The Scent of Summer Shaved Ice
They say the taste of summer is captured in a bowl of strawberry kakigori—cold enough to freeze time, yet sweet enough to melt your heart.
I remember riding through those narrow Shinjuku alleys on this vintage scooter, my skin still warm from the midday sun and my hair dancing wildly in the breeze like ink spilled across a blue sky. I was running away from a corporate life that felt like an oversized suit—stiff, suffocating, and colorless.

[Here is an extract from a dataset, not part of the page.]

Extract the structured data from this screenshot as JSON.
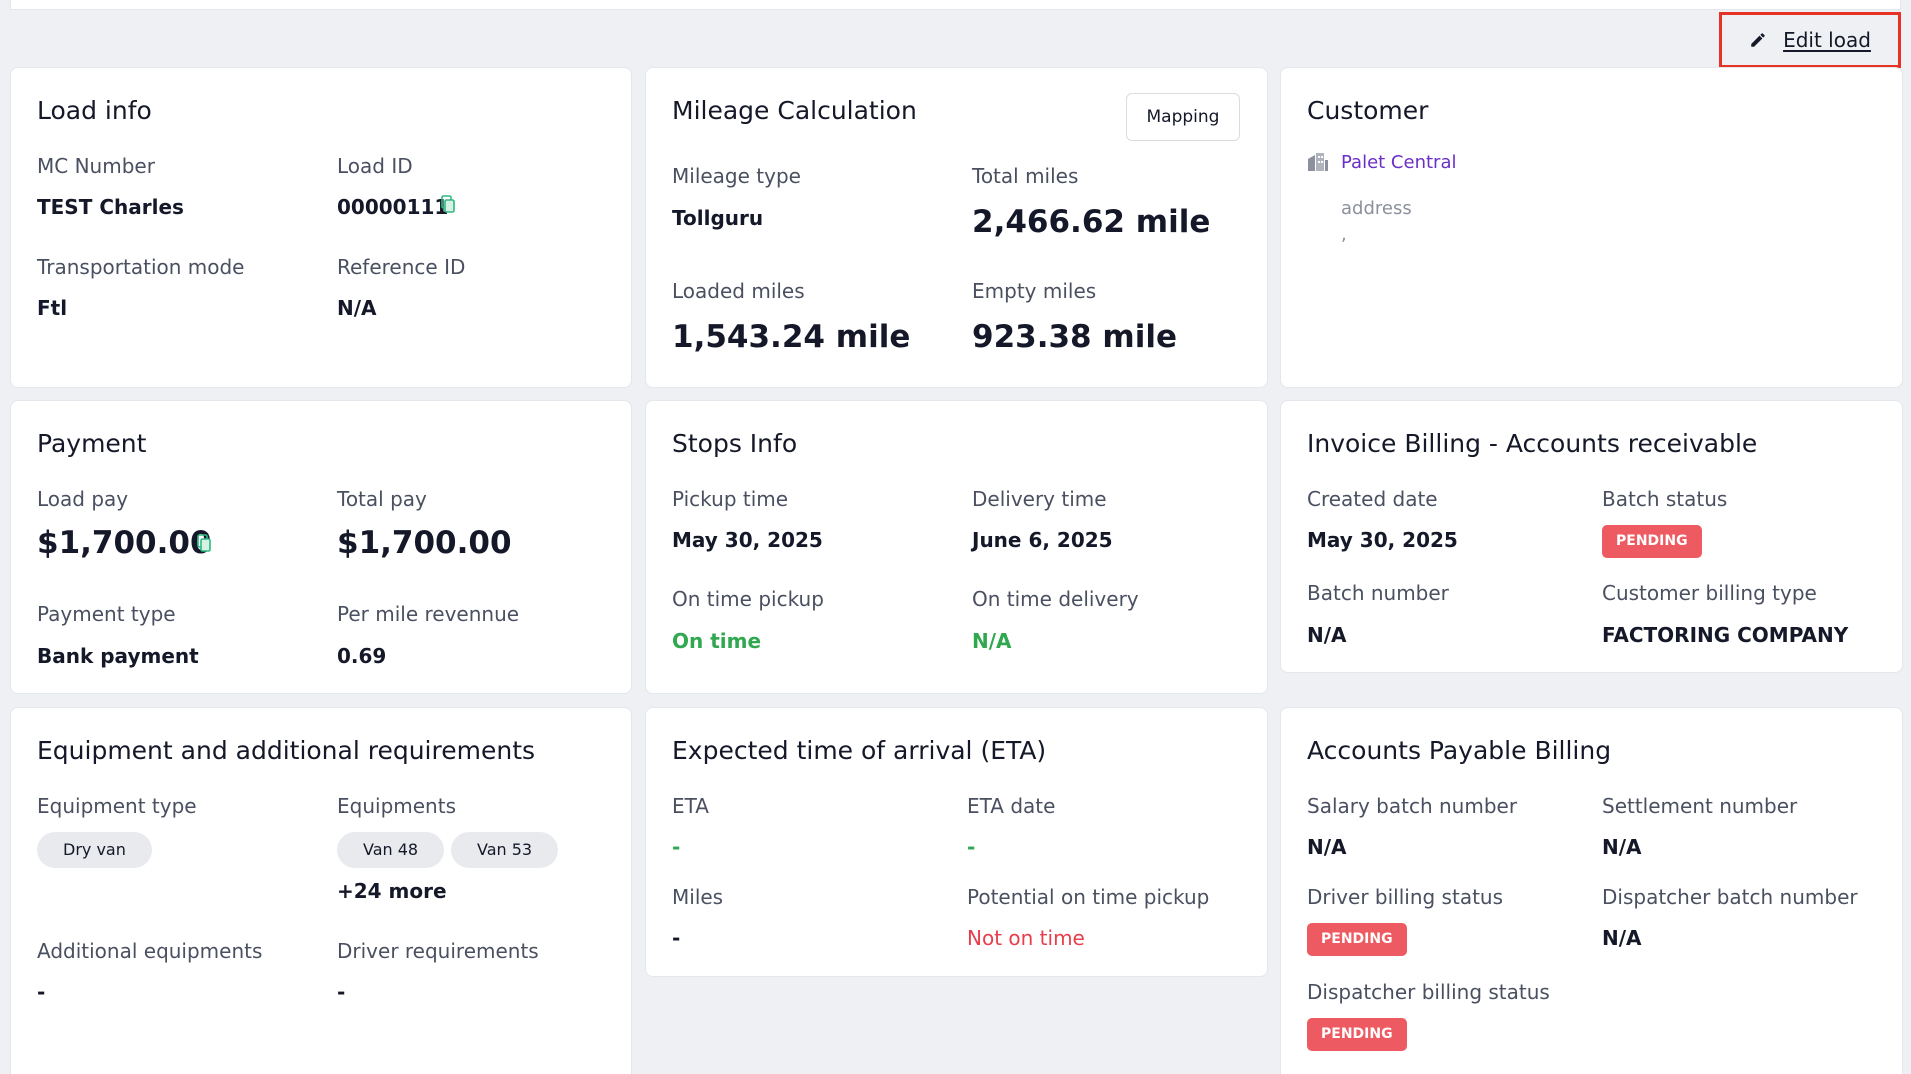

He met me at the small corner stand, wearing nothing but a linen shirt rolled up to his elbows. He didn't say much; he just handed me a bowl of shaved ice topped with thick, crimson syrup and condensed milk. As I took that first icy bite, the sweetness bloomed on my tongue, mirroring the sudden spark in his eyes when he looked at me—barely dressed for the heat, breathless and glowing.
That afternoon, we didn't talk about careers or deadlines. We talked about the way salt air smells before a storm and why some melodies make you want to cry without knowing why. The contrast of my cold dessert against the humid summer skin felt like an awakening.
In that fleeting moment, between the roar of the scooter engine and the melting ice, I realized that love isn't always a grand feast; sometimes it is just a simple, chilled treat shared in silence under a shimmering sun, healing all the cracks my city life had left behind.